O produto é 2-(1-(etilsulfonil)azetidin-3-ilideno)acetonitrila, um derivado insaturado de azetidina de quatro membros apresentando uma ligação dupla exocíclica carbono-carbono na posição 3 e um substituinte etilsulfonil na posição 1 do anel de azetidina. Estruturalmente, a molécula integra três elementos funcionais distintos: um heterociclo de azetidina tenso, um grupo nitrila conjugado (-C≡N) que participa da deslocalização de elétrons através da ligação dupla exocíclica e uma porção etilsulfonil do tipo sulfonamida (-SO₂Et) que aumenta a solubilidade aquosa e a estabilidade metabólica. O sistema conjugado nitrila-alceno - especificamente o motivo 3-ilidenoacetonitrila - introduz um carbono eletrofílico que é notavelmente suscetível à adição conjugada (adição de Michael) com nucleófilos.
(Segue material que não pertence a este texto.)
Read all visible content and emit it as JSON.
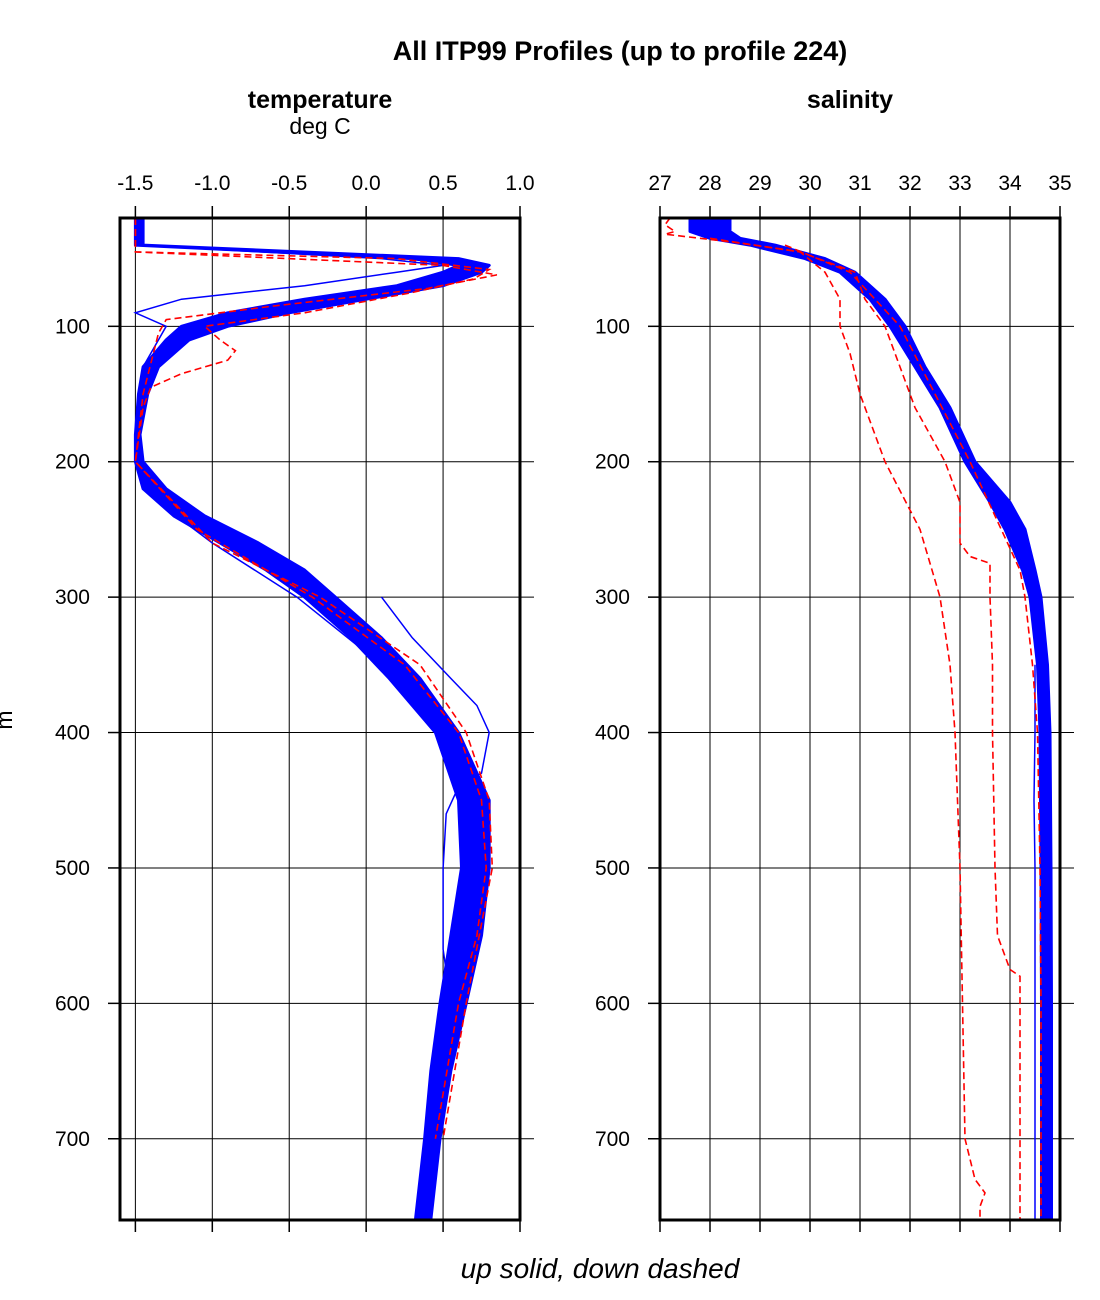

O grupo etilsulfonil no nitrogênio da azetidina serve a um duplo propósito: protege o nitrogênio do anel enquanto modula simultaneamente o perfil físico-químico geral de 2-(1-(etilsulfonil)azetidin-3-ilideno)acetonitrila através de seu forte efeito de retirada de elétrons. Esta combinação precisa de um anel tenso, um eletrófilo conjugado e um cabo sulfonil fundamenta o papel central do composto como um intermediário farmacêutico chave na síntese de inibidores seletivos de JAK.
O composto é 2-(1-(Etilsulfonil)-3-(4-(7-((2-(trimetilsilil)etoxi)metil)-7H-pirrolo[2,3-d]pirimidin-4-il)-1H-pirazol-1-il)azetidin-3-il)acetonitrila, um intermediário totalmente montado que incorpora quatro fragmentos farmacofóricos distintos em uma única estrutura molecular no cascata sintética do baricitinibe. Estruturalmente, a molécula compreende um núcleo de 7H-pirrolo[2,3-d]pirimidina (o esqueleto heterocíclico comum a múltiplos inibidores de JAK), um espaçador pirazol ligando o núcleo a uma cadeia lateral de azetidina quaternária, um grupo etilsulfonil no nitrogênio da azetidina e um grupo nitrila terminal anexado ao anel de azetidina. A posição 4 do núcleo da pirrolopirimidina carrega o substituinte pirazol - o resultado de uma reação SNAr anterior com um nucleófilo pirazol - enquanto a posição N-7 permanece protegida pelo grupo SEM (2- (trimetilsilil) etoximetil) ácido-lábil, permitindo a desproteção ortogonal em um estágio tardio. O anel azetidina apresenta um carbono quaternário contendo a cadeia lateral de acetonitrila e a ligação pirazol, uma arquitetura estericamente congestionada que é notavelmente desafiadora para construir. O grupo etilsulfonil no nitrogênio da azetidina persiste até o API final, onde contribui para o perfil de seletividade JAK do baricitinibe. A subunidade trimetilsilil incorporada no grupo SEM serve como um identificador lipofílico distinto que aumenta a solubilidade em meios orgânicos e facilita a purificação cromatográfica.